Zu den Empfehlungen der IRU gehören die Aufforderung an die Regierungen, Berufskraftfahrerlaufbahnen in die nationalen Bildungssysteme zu integrieren, unrealistische Altersgrenzen für die Erteilung von Lizenzen und Qualifikationen abzuschaffen und mehr in sichere, gut ausgestattete Park- und Rastanlagen zu investieren – ein Hauptanliegen, das von 91 Prozent der befragten Fahrer genannt wurde.

Der 150-seitige Bericht der IRU enthält auch ein umfassendes Fahrerbarometer, eine Aufschlüsselung der Fahrerdemografie nach Ländern und eine Analyse der wirtschaftlichen Aussichten für die Straßentransportunternehmen.
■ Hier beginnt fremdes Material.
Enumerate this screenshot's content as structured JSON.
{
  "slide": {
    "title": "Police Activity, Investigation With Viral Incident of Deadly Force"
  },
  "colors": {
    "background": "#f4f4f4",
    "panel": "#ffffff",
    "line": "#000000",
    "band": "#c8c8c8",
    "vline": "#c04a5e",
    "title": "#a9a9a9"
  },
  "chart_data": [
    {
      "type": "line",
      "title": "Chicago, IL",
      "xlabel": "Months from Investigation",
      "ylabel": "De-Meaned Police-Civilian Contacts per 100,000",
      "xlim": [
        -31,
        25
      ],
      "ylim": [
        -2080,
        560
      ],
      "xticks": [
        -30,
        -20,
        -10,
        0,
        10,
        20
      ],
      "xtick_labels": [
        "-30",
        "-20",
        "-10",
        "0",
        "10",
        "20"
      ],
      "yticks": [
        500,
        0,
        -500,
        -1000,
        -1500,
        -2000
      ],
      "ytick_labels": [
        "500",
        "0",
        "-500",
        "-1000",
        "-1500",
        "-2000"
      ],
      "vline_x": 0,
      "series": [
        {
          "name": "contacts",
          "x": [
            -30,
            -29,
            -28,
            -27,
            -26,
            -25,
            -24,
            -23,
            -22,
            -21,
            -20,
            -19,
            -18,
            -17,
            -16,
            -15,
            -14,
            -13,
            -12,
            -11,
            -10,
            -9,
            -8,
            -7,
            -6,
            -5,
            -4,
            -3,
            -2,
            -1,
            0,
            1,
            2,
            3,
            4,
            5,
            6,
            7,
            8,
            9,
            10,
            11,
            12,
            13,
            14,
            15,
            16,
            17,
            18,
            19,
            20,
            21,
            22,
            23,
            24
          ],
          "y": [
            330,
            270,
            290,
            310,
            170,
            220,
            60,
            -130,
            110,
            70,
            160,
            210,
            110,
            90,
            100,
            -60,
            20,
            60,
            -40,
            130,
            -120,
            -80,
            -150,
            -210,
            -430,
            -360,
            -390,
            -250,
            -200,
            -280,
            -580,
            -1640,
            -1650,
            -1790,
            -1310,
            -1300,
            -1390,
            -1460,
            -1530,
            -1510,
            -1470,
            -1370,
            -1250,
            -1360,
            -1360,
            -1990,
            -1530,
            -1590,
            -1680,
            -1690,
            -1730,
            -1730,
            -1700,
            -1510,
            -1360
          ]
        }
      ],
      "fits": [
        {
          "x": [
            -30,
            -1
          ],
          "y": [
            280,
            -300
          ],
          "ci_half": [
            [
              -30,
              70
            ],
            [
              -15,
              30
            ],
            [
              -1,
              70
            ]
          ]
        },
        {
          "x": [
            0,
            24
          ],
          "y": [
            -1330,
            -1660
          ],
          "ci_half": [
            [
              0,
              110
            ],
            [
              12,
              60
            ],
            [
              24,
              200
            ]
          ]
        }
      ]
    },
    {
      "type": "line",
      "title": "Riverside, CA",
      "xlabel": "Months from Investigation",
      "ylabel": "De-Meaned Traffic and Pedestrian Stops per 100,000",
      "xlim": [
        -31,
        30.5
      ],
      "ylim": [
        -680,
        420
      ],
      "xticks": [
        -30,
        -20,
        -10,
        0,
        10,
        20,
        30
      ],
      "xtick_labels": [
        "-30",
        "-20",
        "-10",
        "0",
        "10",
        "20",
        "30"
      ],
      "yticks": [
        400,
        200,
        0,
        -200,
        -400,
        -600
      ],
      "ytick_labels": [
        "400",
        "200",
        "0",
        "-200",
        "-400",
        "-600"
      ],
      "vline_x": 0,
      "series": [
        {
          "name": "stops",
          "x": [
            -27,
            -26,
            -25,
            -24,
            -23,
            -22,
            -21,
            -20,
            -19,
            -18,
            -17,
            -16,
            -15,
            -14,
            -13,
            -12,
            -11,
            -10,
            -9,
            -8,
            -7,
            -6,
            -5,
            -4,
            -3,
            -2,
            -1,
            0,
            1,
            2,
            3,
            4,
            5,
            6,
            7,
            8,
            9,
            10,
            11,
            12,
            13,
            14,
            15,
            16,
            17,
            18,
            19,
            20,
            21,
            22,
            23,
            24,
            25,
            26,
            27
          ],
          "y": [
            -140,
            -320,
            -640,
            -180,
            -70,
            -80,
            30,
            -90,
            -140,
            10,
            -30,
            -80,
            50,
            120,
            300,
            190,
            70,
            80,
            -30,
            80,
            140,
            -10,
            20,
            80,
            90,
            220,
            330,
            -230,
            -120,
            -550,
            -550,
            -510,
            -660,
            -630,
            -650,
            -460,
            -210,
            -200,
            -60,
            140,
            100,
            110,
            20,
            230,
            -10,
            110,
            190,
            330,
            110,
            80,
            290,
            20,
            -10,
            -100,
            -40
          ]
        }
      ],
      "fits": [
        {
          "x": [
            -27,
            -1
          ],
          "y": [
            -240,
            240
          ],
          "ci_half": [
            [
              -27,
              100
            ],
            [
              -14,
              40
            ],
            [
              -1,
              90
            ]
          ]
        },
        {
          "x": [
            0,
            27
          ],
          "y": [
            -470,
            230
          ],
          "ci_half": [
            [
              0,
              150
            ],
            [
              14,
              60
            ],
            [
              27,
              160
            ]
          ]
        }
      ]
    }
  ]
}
Mit der Nennung von Deutschland und Polen als Länder, in denen die „wachsende strukturelle Kluft“ zwischen jüngeren und älteren Fahrern besonders gravierend ist, hat die IRU deutlich gemacht: Europas führende Logistikunternehmen müssen schnell handeln oder riskieren eine Kapazitätskrise innerhalb dieses Jahrzehnts.

Da das deutsche Güterkraftverkehrsgewerbe in eine Phase der demografischen Wende eintritt, besteht die Herausforderung nicht nur darin, die Löhne zu erhöhen oder die Arbeitszufriedenheit zu steigern, sondern auch dafür zu sorgen, dass die nächste Generation den Beruf des LKW-Fahrers als lebensfähig, wertvoll und zugänglich ansieht.